Il retourna deux fois au puits ce jour-là, puis décida qu’il n’y avait qu’à attendre et que le temps arrange tout. Quand il fut parti voir à ses pièges, la petite Gaya se retrouva toute seule dans la maison et se mit à réfléchir au problème : « La solution est peut-être dans le gros livre. » Il faut dire que le bonhomme Androu avait conservé, d’une autre époque de son existence, un vieil almanach très épais dans lequel Gaya trouvait toutes sortes de choses à apprendre et qu’elle ne se lassait jamais de consulter. Elle ouvrit au hasard et lut en haut de la page 343 la sentence suivante : « Les humains ont tendance à se croire seuls capables de donner des conseils sur les choses de la vie. Ils devraient consulter plus souvent les animaux, les arbres même... la vie qui les entoure. » Gaya réfléchit longuement et finit par décider d’aller au bout de la première coulée consulter Gros Chêne, un arbre énorme, plusieurs fois centenaire.

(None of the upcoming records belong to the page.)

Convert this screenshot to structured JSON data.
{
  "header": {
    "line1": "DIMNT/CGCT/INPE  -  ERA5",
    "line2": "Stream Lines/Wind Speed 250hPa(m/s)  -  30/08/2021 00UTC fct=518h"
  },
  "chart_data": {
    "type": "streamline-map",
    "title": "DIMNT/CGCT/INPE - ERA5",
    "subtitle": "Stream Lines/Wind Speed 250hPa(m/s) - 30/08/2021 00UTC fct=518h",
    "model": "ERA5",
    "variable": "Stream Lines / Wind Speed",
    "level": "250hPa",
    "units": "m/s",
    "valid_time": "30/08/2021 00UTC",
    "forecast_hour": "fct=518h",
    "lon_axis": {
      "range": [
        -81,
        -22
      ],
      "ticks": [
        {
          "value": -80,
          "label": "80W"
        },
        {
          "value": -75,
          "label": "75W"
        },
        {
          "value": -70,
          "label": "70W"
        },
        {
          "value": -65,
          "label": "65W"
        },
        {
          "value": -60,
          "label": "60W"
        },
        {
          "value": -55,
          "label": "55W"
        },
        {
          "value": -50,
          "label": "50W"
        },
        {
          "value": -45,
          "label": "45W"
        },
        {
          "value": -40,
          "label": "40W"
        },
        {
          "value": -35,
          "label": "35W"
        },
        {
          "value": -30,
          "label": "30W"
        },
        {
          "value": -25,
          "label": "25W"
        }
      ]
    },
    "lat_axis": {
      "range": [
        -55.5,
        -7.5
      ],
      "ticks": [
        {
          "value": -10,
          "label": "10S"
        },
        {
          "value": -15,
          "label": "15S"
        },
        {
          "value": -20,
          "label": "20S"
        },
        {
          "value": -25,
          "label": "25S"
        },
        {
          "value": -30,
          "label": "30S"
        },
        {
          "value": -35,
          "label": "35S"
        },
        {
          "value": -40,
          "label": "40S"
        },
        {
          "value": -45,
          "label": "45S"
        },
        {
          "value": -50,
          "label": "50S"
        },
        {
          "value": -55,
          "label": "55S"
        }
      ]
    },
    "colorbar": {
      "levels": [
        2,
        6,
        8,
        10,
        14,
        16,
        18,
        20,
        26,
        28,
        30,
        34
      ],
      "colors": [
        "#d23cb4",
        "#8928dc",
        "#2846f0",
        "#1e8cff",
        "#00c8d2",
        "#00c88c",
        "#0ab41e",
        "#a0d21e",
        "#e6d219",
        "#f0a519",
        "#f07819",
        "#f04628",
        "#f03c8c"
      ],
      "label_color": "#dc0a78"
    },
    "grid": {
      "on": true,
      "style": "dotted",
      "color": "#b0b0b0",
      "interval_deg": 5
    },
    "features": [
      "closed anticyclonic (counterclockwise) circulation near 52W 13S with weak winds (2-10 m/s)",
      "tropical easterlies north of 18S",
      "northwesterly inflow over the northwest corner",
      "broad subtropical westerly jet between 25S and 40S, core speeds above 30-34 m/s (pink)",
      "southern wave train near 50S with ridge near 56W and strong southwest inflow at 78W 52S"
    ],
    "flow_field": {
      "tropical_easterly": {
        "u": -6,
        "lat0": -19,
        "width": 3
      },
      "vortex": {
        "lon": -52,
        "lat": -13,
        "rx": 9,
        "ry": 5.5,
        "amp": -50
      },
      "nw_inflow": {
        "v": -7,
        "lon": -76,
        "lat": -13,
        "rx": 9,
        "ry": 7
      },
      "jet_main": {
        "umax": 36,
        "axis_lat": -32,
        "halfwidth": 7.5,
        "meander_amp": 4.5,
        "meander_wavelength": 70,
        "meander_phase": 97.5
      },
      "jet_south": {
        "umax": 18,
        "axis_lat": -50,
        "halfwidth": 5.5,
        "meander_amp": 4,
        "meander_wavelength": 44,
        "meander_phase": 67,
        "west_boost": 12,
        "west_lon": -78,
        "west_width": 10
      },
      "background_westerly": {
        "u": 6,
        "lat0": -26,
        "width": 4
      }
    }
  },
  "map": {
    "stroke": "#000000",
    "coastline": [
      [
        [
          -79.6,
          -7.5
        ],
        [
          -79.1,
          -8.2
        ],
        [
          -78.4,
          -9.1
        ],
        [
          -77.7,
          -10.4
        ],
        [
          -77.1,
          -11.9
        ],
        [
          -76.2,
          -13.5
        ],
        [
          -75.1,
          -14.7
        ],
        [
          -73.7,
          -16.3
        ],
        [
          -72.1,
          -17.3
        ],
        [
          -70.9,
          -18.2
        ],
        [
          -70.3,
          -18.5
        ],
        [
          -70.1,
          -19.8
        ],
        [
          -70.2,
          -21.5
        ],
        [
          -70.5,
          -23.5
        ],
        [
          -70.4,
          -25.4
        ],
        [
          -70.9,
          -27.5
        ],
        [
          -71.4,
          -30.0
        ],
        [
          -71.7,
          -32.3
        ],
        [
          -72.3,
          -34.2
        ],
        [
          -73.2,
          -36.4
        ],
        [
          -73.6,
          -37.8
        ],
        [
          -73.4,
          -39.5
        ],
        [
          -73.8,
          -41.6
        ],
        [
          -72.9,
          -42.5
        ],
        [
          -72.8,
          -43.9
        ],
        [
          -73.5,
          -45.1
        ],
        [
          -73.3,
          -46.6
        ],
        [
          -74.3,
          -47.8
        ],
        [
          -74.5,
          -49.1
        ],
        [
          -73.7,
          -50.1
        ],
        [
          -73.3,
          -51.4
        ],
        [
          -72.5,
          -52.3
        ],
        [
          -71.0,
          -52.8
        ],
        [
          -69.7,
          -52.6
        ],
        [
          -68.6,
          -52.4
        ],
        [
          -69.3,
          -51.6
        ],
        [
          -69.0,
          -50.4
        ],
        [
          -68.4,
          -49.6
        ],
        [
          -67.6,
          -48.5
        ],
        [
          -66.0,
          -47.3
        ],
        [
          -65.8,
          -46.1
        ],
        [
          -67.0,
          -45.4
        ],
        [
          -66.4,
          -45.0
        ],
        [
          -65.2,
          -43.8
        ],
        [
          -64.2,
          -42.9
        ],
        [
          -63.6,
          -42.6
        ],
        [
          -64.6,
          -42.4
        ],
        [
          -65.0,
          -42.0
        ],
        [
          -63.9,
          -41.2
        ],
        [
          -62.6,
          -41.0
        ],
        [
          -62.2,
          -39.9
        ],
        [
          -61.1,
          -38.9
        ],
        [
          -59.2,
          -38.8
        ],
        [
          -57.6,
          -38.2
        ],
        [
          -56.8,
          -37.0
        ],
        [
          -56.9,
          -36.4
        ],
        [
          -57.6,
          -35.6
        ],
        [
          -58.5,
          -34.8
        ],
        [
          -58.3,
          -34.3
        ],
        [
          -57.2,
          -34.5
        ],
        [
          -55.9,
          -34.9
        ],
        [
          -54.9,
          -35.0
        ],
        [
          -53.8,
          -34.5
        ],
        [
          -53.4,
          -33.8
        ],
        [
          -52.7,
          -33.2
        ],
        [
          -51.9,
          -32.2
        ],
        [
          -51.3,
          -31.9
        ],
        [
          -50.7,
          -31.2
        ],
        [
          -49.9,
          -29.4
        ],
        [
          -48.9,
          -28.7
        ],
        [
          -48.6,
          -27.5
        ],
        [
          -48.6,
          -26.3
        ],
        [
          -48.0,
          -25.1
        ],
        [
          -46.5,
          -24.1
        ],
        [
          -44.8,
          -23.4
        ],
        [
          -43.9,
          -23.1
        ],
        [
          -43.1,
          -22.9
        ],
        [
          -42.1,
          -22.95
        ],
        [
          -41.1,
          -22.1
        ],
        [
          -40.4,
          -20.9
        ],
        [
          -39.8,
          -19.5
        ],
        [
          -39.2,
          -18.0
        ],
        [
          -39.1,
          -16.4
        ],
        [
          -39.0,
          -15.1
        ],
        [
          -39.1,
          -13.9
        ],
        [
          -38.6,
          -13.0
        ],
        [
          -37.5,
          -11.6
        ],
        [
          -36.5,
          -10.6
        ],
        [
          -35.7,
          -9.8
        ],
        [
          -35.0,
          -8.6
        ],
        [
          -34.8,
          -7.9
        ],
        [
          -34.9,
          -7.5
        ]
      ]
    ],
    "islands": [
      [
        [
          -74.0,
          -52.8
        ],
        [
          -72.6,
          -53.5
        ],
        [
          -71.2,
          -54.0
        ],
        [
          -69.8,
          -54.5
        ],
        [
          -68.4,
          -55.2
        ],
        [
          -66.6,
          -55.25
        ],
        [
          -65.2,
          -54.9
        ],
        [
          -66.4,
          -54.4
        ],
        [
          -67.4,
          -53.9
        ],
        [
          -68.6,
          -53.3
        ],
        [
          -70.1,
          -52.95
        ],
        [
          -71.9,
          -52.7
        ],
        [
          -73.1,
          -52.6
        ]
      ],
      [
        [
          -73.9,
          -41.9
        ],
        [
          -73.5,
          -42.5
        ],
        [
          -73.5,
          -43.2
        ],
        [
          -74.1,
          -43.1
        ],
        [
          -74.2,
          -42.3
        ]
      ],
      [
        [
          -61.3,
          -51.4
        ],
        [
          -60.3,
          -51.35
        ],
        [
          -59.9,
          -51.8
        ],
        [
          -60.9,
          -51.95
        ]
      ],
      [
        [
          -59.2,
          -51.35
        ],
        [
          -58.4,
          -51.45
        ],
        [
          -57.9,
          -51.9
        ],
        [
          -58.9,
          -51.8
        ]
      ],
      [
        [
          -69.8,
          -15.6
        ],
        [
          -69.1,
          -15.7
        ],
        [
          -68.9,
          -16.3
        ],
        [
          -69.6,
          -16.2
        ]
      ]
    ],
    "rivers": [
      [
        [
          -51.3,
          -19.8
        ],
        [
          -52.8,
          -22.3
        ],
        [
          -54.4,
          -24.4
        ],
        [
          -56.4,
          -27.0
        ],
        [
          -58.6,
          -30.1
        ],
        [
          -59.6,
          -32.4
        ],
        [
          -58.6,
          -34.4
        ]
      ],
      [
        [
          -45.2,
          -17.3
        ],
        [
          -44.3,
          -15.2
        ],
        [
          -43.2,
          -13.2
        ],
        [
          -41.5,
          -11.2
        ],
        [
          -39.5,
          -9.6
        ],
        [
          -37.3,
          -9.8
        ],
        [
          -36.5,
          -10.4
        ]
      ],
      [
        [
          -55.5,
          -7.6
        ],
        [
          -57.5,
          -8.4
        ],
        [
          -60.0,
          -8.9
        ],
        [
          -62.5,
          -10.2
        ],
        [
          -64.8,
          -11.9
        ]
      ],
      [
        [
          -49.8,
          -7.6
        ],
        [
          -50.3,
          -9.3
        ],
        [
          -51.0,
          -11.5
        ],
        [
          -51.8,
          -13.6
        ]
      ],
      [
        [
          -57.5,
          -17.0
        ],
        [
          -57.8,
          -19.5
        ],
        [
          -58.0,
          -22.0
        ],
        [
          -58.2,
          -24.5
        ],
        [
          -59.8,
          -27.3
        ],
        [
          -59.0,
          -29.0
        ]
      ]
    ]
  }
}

Le bonhomme Androu l’avait épargné parce qu’il aurait eu du mal à l’abattre et à le transporter, mais aussi parce qu’il était devenu un précieux point de repère. « Après tout, songea Gaya, c’est un être vivant, et puis, pour la sagesse... il doit en avoir autant qu’un vieil humain. »
Elle partit donc en direction de la première coulée. Arrivée là, elle eut presque peur du vieil arbre et se dit que, même avec les bras de son grand-père ajoutés aux siens, elle ne pourrait pas en faire le tour. Elle marcha autour comme pour l’apprivoiser, puis, suivant à la lettre les instructions du vieil almanach, décida de le consulter : « Gros Chêne... peux-tu me dire pourquoi il n’y a plus d’eau dans le puits ? » Elle attendit en se disant : « Je suis une sotte; les arbres ne parlent pas » ! Mais elle eut la surprise d’entendre : « Ils ne sont pas aussi bavards que les écureuils, mais ils parlent quand c’est nécessaire. Je ne sais pas pourquoi l’eau manque au puits, mais peut-être que si vous alliez faire un tour dans la deuxième coulée, l’écureuil, qui vole des glands, des samares et des noix à tout le monde, pourra peut-être vous répondre. »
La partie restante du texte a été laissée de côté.